At the close, it was Alvarado’s heavier hands favored over the volume of Herrera, the judges giving the nod to Alvarado at 96-96, 97-93, and a perhaps too wide 99-91. Given the nature of the fight, it was certainly possible to see one fighter winning almost all of the rounds as so many were closely contested, but one would think Herrera deserved more credit there.
The referee was Robert Byrd.
The loss will certainly be a disappointment for entered off five straight wins, including an upset of then-undefeated Ruslan Provodnikov. It shouldn’t hurt him in the eyes of fans and could certainly justify a ranking from one of the major sanctioning bodies.
Alvarado entered rated #11 by the WBA, #9 by the IBF, and #3 by the WBO at 140 lbs. His all-action style will be attractive when he finally gets his crack at some hardware. A shot at Marquez would be more than fair after his last two wins in the division.

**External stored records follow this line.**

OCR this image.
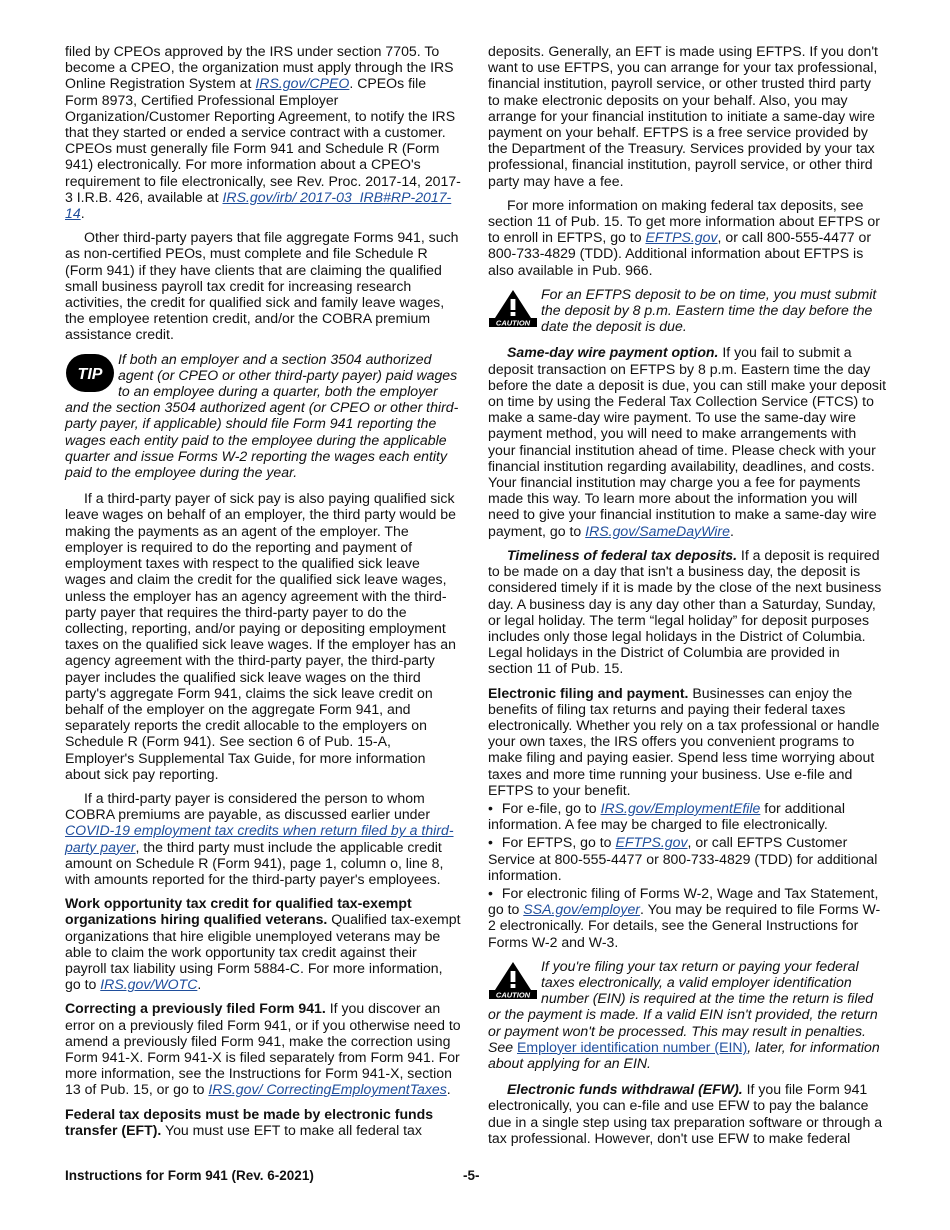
filed by CPEOs approved by the IRS under section 7705. To become a CPEO, the organization must apply through the IRS Online Registration System at IRS.gov/CPEO. CPEOs file Form 8973, Certified Professional Employer Organization/Customer Reporting Agreement, to notify the IRS that they started or ended a service contract with a customer. CPEOs must generally file Form 941 and Schedule R (Form 941) electronically. For more information about a CPEO's requirement to file electronically, see Rev. Proc. 2017-14, 2017-3 I.R.B. 426, available at IRS.gov/irb/ 2017-03_IRB#RP-2017-14.

Other third-party payers that file aggregate Forms 941, such as non-certified PEOs, must complete and file Schedule R (Form 941) if they have clients that are claiming the qualified small business payroll tax credit for increasing research activities, the credit for qualified sick and family leave wages, the employee retention credit, and/or the COBRA premium assistance credit.

TIP
If both an employer and a section 3504 authorized agent (or CPEO or other third-party payer) paid wages to an employee during a quarter, both the employer and the section 3504 authorized agent (or CPEO or other third-party payer, if applicable) should file Form 941 reporting the wages each entity paid to the employee during the applicable quarter and issue Forms W-2 reporting the wages each entity paid to the employee during the year.

If a third-party payer of sick pay is also paying qualified sick leave wages on behalf of an employer, the third party would be making the payments as an agent of the employer. The employer is required to do the reporting and payment of employment taxes with respect to the qualified sick leave wages and claim the credit for the qualified sick leave wages, unless the employer has an agency agreement with the third-party payer that requires the third-party payer to do the collecting, reporting, and/or paying or depositing employment taxes on the qualified sick leave wages. If the employer has an agency agreement with the third-party payer, the third-party payer includes the qualified sick leave wages on the third party's aggregate Form 941, claims the sick leave credit on behalf of the employer on the aggregate Form 941, and separately reports the credit allocable to the employers on Schedule R (Form 941). See section 6 of Pub. 15-A, Employer's Supplemental Tax Guide, for more information about sick pay reporting.

If a third-party payer is considered the person to whom COBRA premiums are payable, as discussed earlier under COVID-19 employment tax credits when return filed by a third-party payer, the third party must include the applicable credit amount on Schedule R (Form 941), page 1, column o, line 8, with amounts reported for the third-party payer's employees.

Work opportunity tax credit for qualified tax-exempt organizations hiring qualified veterans. Qualified tax-exempt organizations that hire eligible unemployed veterans may be able to claim the work opportunity tax credit against their payroll tax liability using Form 5884-C. For more information, go to IRS.gov/WOTC.

Correcting a previously filed Form 941. If you discover an error on a previously filed Form 941, or if you otherwise need to amend a previously filed Form 941, make the correction using Form 941-X. Form 941-X is filed separately from Form 941. For more information, see the Instructions for Form 941-X, section 13 of Pub. 15, or go to IRS.gov/ CorrectingEmploymentTaxes.

Federal tax deposits must be made by electronic funds transfer (EFT). You must use EFT to make all federal tax

deposits. Generally, an EFT is made using EFTPS. If you don't want to use EFTPS, you can arrange for your tax professional, financial institution, payroll service, or other trusted third party to make electronic deposits on your behalf. Also, you may arrange for your financial institution to initiate a same-day wire payment on your behalf. EFTPS is a free service provided by the Department of the Treasury. Services provided by your tax professional, financial institution, payroll service, or other third party may have a fee.

For more information on making federal tax deposits, see section 11 of Pub. 15. To get more information about EFTPS or to enroll in EFTPS, go to EFTPS.gov, or call 800-555-4477 or 800-733-4829 (TDD). Additional information about EFTPS is also available in Pub. 966.

CAUTION
For an EFTPS deposit to be on time, you must submit the deposit by 8 p.m. Eastern time the day before the date the deposit is due.

Same-day wire payment option. If you fail to submit a deposit transaction on EFTPS by 8 p.m. Eastern time the day before the date a deposit is due, you can still make your deposit on time by using the Federal Tax Collection Service (FTCS) to make a same-day wire payment. To use the same-day wire payment method, you will need to make arrangements with your financial institution ahead of time. Please check with your financial institution regarding availability, deadlines, and costs. Your financial institution may charge you a fee for payments made this way. To learn more about the information you will need to give your financial institution to make a same-day wire payment, go to IRS.gov/SameDayWire.

Timeliness of federal tax deposits. If a deposit is required to be made on a day that isn't a business day, the deposit is considered timely if it is made by the close of the next business day. A business day is any day other than a Saturday, Sunday, or legal holiday. The term “legal holiday” for deposit purposes includes only those legal holidays in the District of Columbia. Legal holidays in the District of Columbia are provided in section 11 of Pub. 15.

Electronic filing and payment. Businesses can enjoy the benefits of filing tax returns and paying their federal taxes electronically. Whether you rely on a tax professional or handle your own taxes, the IRS offers you convenient programs to make filing and paying easier. Spend less time worrying about taxes and more time running your business. Use e-file and EFTPS to your benefit.

• For e-file, go to IRS.gov/EmploymentEfile for additional information. A fee may be charged to file electronically.

• For EFTPS, go to EFTPS.gov, or call EFTPS Customer Service at 800-555-4477 or 800-733-4829 (TDD) for additional information.

• For electronic filing of Forms W-2, Wage and Tax Statement, go to SSA.gov/employer. You may be required to file Forms W-2 electronically. For details, see the General Instructions for Forms W-2 and W-3.

CAUTION
If you're filing your tax return or paying your federal taxes electronically, a valid employer identification number (EIN) is required at the time the return is filed or the payment is made. If a valid EIN isn't provided, the return or payment won't be processed. This may result in penalties. See Employer identification number (EIN), later, for information about applying for an EIN.

Electronic funds withdrawal (EFW). If you file Form 941 electronically, you can e-file and use EFW to pay the balance due in a single step using tax preparation software or through a tax professional. However, don't use EFW to make federal

Instructions for Form 941 (Rev. 6-2021)	-5-
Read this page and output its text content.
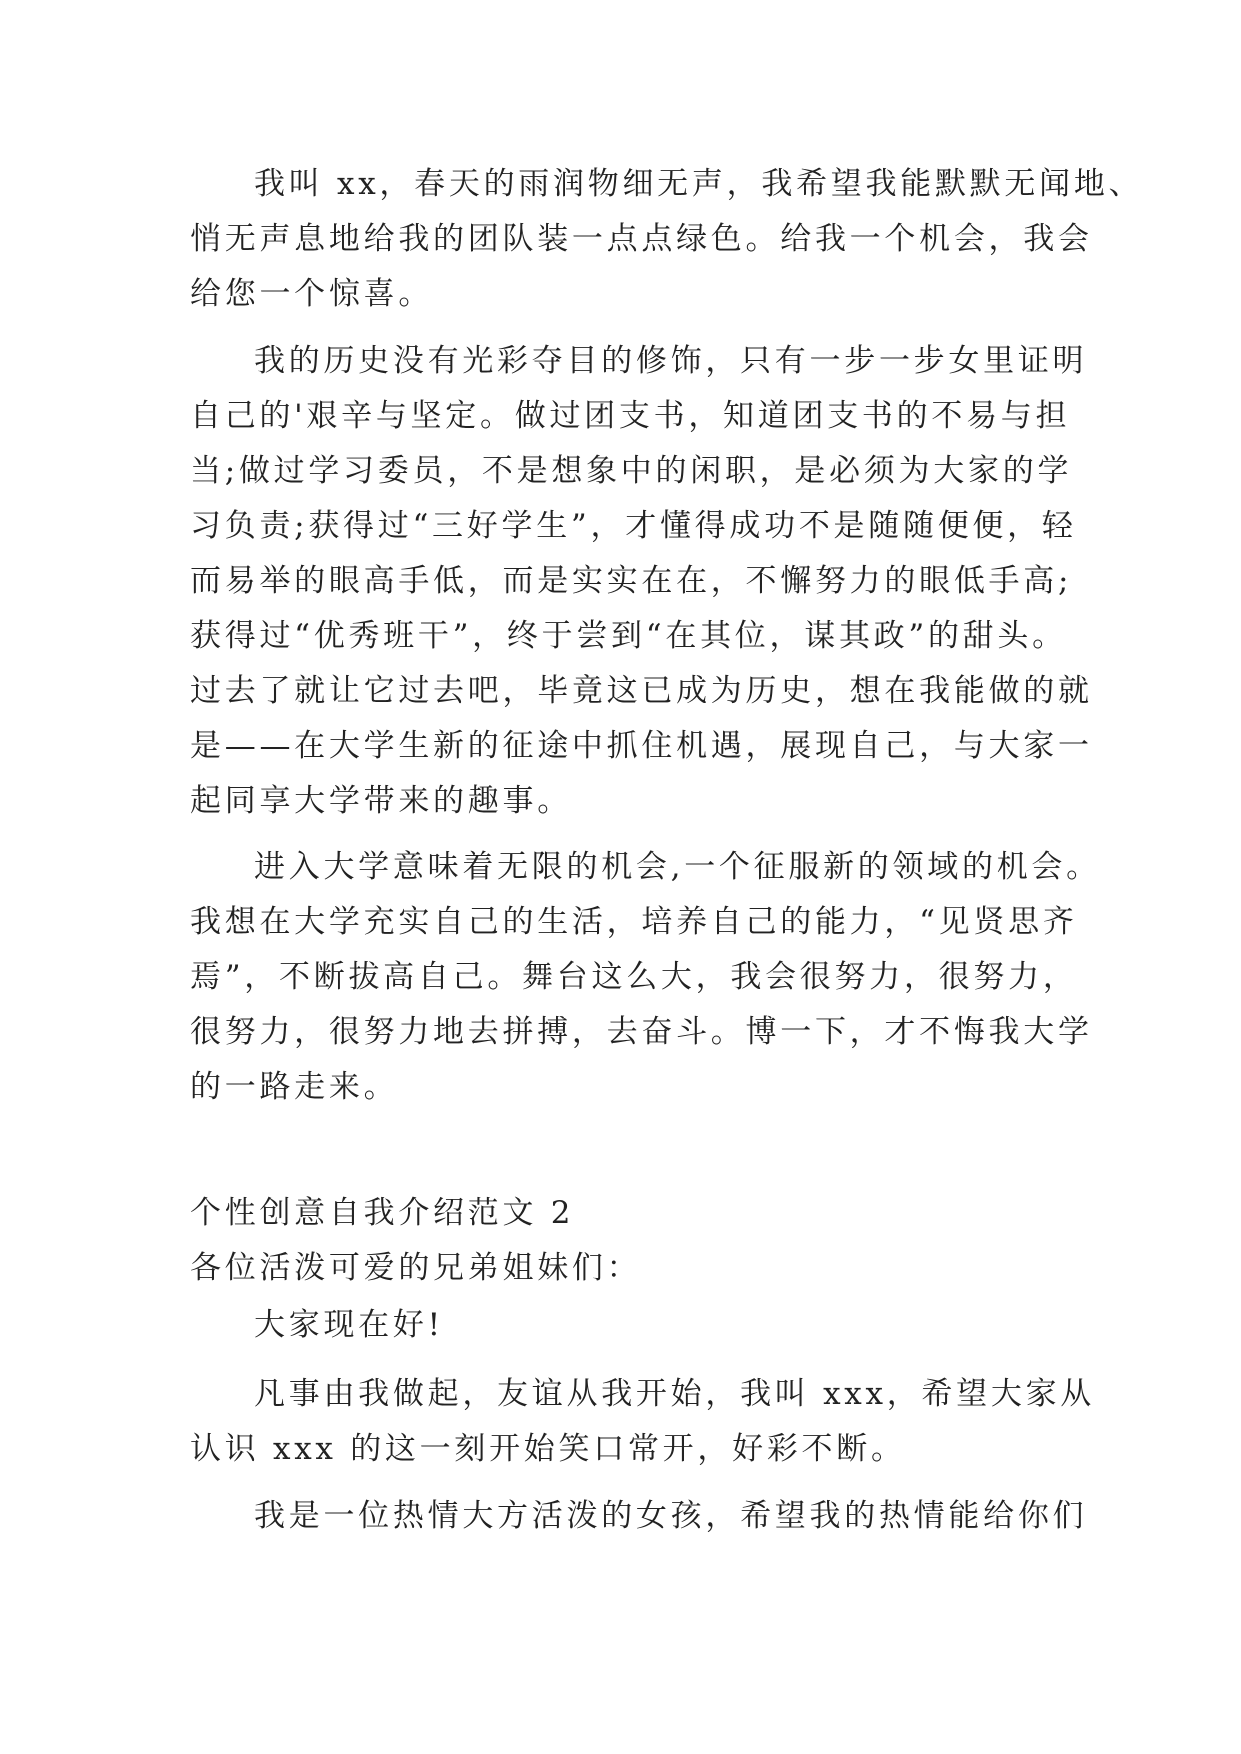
我叫 xx，春天的雨润物细无声，我希望我能默默无闻地、
悄无声息地给我的团队装一点点绿色。给我一个机会，我会
给您一个惊喜。
我的历史没有光彩夺目的修饰，只有一步一步女里证明
自己的'艰辛与坚定。做过团支书，知道团支书的不易与担
当;做过学习委员，不是想象中的闲职，是必须为大家的学
习负责;获得过“三好学生”，才懂得成功不是随随便便，轻
而易举的眼高手低，而是实实在在，不懈努力的眼低手高;
获得过“优秀班干”，终于尝到“在其位，谋其政”的甜头。
过去了就让它过去吧，毕竟这已成为历史，想在我能做的就
是——在大学生新的征途中抓住机遇，展现自己，与大家一
起同享大学带来的趣事。
进入大学意味着无限的机会,一个征服新的领域的机会。
我想在大学充实自己的生活，培养自己的能力，“见贤思齐
焉”，不断拔高自己。舞台这么大，我会很努力，很努力，
很努力，很努力地去拼搏，去奋斗。博一下，才不悔我大学
的一路走来。
个性创意自我介绍范文 2
各位活泼可爱的兄弟姐妹们：
大家现在好!
凡事由我做起，友谊从我开始，我叫 xxx，希望大家从
认识 xxx 的这一刻开始笑口常开，好彩不断。
我是一位热情大方活泼的女孩，希望我的热情能给你们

The televised opener featured a Jr. Welterweight inching closer to contention. 24-year old Filipino Mercito Gesta (25-0-1, 13 KO), 137, of San Diego, California, scored a knockdown with a body shot in the seventh and ended matters with a right hand in the eighth against 27-year old Oscar Cuero (15-8, 12 KO), 138, of Cartagena, Colombia. Referee Robert Byrd halted matters at 1:38 of round eight.
It was Cuero’s sixth loss in his last eight fights. Gesta entered the bout rated eighth in the world at 140 lbs. by the WBO and seventh in the world at 135 lbs. by the WBA. Gesta looked solid in the ring on Saturday and may be better served in the higher division.
The card was televised in the U.S. as an independent pay-per-view, distributed through HBO, promoted by Top Rank.